In what order will the logs below show up in the console?

console.log('First')

setTimeout(function () {
  console.log('Second')
}, 0)

new Promise(function (res) {
  res('Third')
}).then(console.log)

console.log('Fourth')

Cool Bits

  1. Ryan Dahl promised that three months from now, you’ll be able to easily import npm packages into Deno and their goal is to make Deno “the fastest JavaScript runtime”. The Deno vs Bun battle is shaping up to be one for the ages.

  2. The lovely Supabase team just kicked off their newest Launch Week this morning - which is like Coachella, but with more Postgres and less Billie Eilish.

  3. Retool offers a component library and app-building framework in one, powerful platform. Drag and drop 90+ UI components to build any interface—then connect your data, deploy the app, and share with your users. Ship in record time with easy-to-use settings, styles, and themes. [sponsored]

  4. Mahdi Yusuf wrote a technical deep dive on all things Redis. Which is convenient timing because I was just thinking about how my personal blog needed a Redis cache.

  5. Speaking of updates I could make to my blog which will allow me to continue procrastinating that blog post I wanted to write, System.css is a CSS library for building Apple-inspired UI’s from the ’80s and ’90s.

  6. Ryan Carniato wrote about The JavaScript Paradox — which apparently is not about how my side project is considered simultaneously both dead and alive until I turn on my laptop.

  7. Cloudflare wrote about how their new project, Crawler Hints can help cut down on the estimated 53% of search crawler traffic that is wasted when bots revisit pages that haven’t changed since the previous visit. They’re hopeful that Google will use it, but they also called Google “the world’s most wasteful user of Internet resources” — so maybe they need to take a quick field trip to the Dale Carnegie school of persuasion before the next blog post.

  8. Dominik wrote about Avoiding useEffect with callback refs. Any tips for avoiding eye contact with the mascot for the Halifax Oyster Festival, Dominik? I just want to enjoy my specialty Canadian oysters without having recurring nightmares for the rest of the year.

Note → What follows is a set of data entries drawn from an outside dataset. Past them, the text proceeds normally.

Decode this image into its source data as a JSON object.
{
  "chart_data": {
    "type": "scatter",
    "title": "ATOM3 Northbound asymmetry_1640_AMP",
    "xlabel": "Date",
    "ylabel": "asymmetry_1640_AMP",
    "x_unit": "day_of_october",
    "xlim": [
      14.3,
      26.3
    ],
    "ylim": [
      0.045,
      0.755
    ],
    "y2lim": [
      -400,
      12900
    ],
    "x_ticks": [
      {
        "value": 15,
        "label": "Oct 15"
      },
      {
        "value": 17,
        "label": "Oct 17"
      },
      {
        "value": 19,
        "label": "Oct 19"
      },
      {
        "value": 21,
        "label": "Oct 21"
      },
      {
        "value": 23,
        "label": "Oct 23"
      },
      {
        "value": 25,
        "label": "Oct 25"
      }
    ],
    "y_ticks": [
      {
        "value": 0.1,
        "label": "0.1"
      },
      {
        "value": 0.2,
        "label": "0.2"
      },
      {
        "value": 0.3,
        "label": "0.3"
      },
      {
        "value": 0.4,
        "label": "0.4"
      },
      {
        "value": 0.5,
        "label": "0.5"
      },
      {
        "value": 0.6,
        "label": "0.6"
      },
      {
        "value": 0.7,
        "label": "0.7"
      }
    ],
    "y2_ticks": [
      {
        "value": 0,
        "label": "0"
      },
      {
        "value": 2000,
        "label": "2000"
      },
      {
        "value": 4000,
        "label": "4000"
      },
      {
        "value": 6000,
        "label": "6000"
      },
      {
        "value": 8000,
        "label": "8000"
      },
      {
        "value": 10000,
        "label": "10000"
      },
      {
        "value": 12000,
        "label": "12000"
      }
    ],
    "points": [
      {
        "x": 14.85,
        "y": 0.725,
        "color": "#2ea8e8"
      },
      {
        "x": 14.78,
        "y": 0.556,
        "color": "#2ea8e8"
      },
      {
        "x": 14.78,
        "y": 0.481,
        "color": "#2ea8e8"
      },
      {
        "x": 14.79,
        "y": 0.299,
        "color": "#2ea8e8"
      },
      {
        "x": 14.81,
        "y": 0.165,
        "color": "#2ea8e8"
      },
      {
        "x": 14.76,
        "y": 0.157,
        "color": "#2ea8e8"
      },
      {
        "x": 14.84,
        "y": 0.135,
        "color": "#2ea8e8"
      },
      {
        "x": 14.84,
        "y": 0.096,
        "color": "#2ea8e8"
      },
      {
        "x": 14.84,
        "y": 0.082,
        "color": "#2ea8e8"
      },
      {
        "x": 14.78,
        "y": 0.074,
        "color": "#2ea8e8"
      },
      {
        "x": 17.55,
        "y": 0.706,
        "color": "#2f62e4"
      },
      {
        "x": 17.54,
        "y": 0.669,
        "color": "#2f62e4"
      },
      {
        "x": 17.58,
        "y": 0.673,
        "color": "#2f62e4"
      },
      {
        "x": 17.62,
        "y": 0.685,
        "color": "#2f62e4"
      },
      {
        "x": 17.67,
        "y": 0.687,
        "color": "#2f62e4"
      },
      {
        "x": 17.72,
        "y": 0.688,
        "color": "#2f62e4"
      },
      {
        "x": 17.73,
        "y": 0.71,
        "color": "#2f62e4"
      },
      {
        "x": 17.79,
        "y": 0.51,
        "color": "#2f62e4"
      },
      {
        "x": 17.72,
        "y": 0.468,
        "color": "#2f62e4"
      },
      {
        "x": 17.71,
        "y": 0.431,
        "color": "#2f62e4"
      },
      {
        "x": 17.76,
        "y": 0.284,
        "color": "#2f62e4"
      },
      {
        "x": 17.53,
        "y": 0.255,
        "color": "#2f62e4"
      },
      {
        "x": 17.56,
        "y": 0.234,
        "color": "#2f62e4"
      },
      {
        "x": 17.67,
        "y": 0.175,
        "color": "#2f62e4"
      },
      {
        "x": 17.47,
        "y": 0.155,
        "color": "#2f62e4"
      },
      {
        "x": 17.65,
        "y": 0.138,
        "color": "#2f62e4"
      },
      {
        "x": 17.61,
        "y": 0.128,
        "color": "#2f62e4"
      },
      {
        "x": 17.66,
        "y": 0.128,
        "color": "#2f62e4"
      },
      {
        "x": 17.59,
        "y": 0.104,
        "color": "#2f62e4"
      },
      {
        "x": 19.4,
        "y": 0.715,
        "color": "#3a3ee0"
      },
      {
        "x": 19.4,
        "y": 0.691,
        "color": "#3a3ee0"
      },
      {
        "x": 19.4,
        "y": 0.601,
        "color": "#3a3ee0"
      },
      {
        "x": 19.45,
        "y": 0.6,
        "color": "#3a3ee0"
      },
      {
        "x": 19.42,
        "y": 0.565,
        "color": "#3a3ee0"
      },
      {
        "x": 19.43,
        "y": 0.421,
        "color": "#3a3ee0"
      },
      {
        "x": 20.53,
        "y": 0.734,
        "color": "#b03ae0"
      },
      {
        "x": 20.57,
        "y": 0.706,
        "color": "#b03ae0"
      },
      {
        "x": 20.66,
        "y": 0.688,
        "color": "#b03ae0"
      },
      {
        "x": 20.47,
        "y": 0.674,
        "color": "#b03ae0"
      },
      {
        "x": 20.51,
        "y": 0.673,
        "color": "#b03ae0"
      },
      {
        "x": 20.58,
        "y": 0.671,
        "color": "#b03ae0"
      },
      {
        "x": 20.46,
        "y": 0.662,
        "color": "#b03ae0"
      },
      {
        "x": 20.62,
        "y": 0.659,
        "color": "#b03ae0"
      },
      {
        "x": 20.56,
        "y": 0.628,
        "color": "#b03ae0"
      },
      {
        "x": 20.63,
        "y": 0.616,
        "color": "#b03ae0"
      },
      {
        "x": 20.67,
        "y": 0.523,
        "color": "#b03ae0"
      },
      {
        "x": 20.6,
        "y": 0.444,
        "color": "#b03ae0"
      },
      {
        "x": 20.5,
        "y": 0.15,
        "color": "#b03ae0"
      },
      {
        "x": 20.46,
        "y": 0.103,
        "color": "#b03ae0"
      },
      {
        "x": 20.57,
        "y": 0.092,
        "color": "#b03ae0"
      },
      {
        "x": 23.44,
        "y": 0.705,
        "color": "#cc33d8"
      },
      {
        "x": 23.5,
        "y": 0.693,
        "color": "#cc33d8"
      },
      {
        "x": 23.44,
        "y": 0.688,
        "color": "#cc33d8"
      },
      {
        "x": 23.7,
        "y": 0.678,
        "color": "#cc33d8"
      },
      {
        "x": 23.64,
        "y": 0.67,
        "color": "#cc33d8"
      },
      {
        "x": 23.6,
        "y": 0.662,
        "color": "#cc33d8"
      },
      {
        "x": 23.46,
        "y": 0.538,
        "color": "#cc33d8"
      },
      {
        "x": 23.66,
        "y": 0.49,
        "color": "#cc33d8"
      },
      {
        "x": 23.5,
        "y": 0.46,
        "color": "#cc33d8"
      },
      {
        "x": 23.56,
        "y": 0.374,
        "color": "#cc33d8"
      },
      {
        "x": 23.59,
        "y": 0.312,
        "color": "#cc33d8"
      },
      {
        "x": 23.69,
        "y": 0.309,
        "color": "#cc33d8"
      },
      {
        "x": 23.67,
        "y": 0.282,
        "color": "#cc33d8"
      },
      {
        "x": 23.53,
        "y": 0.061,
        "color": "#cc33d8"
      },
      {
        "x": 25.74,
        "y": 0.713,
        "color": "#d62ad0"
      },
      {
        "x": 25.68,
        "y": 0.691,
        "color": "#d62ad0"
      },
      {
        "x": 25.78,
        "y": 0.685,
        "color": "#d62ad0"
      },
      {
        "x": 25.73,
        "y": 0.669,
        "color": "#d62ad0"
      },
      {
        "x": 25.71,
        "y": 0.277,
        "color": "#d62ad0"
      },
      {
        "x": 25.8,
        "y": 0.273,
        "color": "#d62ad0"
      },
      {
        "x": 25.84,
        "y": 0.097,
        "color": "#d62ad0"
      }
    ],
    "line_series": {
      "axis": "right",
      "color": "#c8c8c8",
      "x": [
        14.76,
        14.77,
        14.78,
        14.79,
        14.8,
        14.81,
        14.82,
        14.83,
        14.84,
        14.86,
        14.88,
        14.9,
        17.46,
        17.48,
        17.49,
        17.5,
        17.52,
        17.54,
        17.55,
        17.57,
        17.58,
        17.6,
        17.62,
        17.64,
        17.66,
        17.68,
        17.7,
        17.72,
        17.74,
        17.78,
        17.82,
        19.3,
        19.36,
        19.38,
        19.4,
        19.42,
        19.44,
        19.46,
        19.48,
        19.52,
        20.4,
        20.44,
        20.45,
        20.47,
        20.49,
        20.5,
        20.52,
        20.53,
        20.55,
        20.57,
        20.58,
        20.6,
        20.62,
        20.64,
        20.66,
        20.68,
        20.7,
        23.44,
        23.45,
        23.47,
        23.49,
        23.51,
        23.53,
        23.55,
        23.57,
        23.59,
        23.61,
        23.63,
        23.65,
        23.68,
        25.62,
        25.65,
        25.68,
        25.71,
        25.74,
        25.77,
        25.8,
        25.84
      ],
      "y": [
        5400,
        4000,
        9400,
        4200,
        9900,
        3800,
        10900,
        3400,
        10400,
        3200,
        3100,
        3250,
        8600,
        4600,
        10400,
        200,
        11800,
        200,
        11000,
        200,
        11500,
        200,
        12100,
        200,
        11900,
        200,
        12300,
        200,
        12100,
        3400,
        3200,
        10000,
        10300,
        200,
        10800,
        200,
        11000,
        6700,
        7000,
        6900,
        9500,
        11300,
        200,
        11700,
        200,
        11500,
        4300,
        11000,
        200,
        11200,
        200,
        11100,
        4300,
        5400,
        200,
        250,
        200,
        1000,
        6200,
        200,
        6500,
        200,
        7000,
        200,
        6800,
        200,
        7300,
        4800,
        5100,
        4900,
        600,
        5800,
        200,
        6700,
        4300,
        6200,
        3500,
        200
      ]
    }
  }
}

Spot the Bug Solution — Sponsored by Appwrite

In what order will the logs below show up in the console?

console.log('First')

setTimeout(function () {
  console.log('Second')
}, 0)

new Promise(function (res) {
  res('Third')
}).then(console.log)

console.log('Fourth')

First, Fourth, Third, Second.

To fully understand this one you need an understanding of JavaScript’s event loop. Specifically, the Call Stack, Task Queue, Web APIs (for setTimeout), and the Job Queue. You could watch this video, which is perhaps the most famous JS conference talk ever given. Or you could just, not do that and enjoy your Monday instead - no judgement here.